Designed or planned social order is necessarily schematic; it always ignores essential features of any real, functioning social order. This truth is best illustrated in a work-to-rule strike, which turns on the fact that any production process depends on a host of informal practices and improvisations that could never be codified. By merely following the rules meticulously, the workforce can virtually halt production. In the same fashion, the simplified rules animating plans for, say, a city, a village, or a collective farm were inadequate as a set of instructions for creating a functioning social order. The formal scheme was parasitic on informal processes that, alone, it could not create or maintain. To the degree that the formal scheme made no allowance for these processes or actually suppressed them, it failed both its intended beneficiaries and ultimately its designers as well.
James C. Scott, Seeing Like a State, via Isegoria.
If the informal processes aren’t intuitively obvious to most of the bell curve, they will have to be passed down. If enough new people come into the same place at the same time, the processes are unlikely to be passed down, or even to survive — as happened in Usenet’s eternal September. The same thing applies if there’s no need to learn those processes — why put in the effort if there’s no payoff?
What sorts of informal processes animate a city or a village?
Some of these processes are negatively affected by increases in diversity, as Robert Putnam has shown. And they would be: one process is the existence of homogeneity itself. Thedish homogeneity increases both the ability to coordinate and the likelihood of coordination: ability because less inferential distance, more similar cognitive styles, and greater ability to mentally model others, and likelihood because it fosters a sense that “we’re all in this together”, whereas thedish diversity gives rise to competing factions, a principle demonstrated most vividly by the well-known but rarely-considered phenomenon of the ethnic gang war.
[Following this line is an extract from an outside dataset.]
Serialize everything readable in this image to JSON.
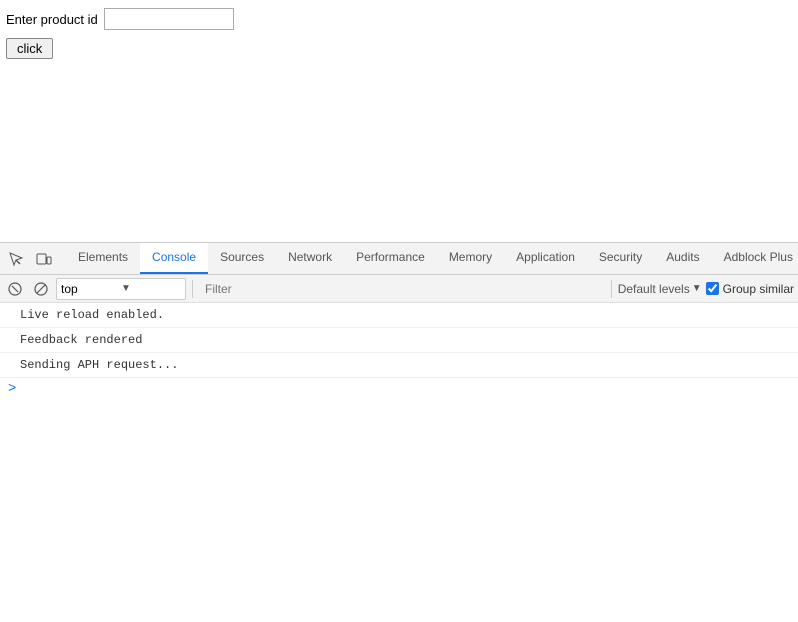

Scott compares capitalism to the high-modernist bureaucratic-totalitarian states of the last century:
Large-scale capitalism is just as much an agency of homogenization, uniformity, grids, and heroic simplification as the state is, with the difference being that, for capitalists, simplification must pay. A market necessarily reduces quality to quantity via the price mechanism and promotes standardization; in markets, money talks, not people. Today, global capitalism is perhaps the most powerful force for homogenization, whereas the state may in some instances be the defender of local difference and variety. (In Enlightenment’s Wake, John Gray makes a similar case for liberalism, which he regards as self-limiting because it rests on cultural and institutional capital that it is bound to undermine.) The “interruption,” forced by widespread strikes, of France’s structural adjustments to accommodate a common European currency is perhaps a straw in the wind. Put bluntly, my bill of particulars against a certain kind of state is by no means a case for politically unfettered market coordination as urged by Friedrich Hayek and Milton Friedman. As we shall see, the conclusions that can be drawn from the failures of modern projects of social engineering are as applicable to market-driven standardization as they are to bureaucratic homogeneity.
The high-modernist states often saw community and civil society as threats to their power: consider the Communists’ attacks on the churches, networks of hidden informants and spies, and attempts to incorporate all of civil society into the state in order to control and monitor it.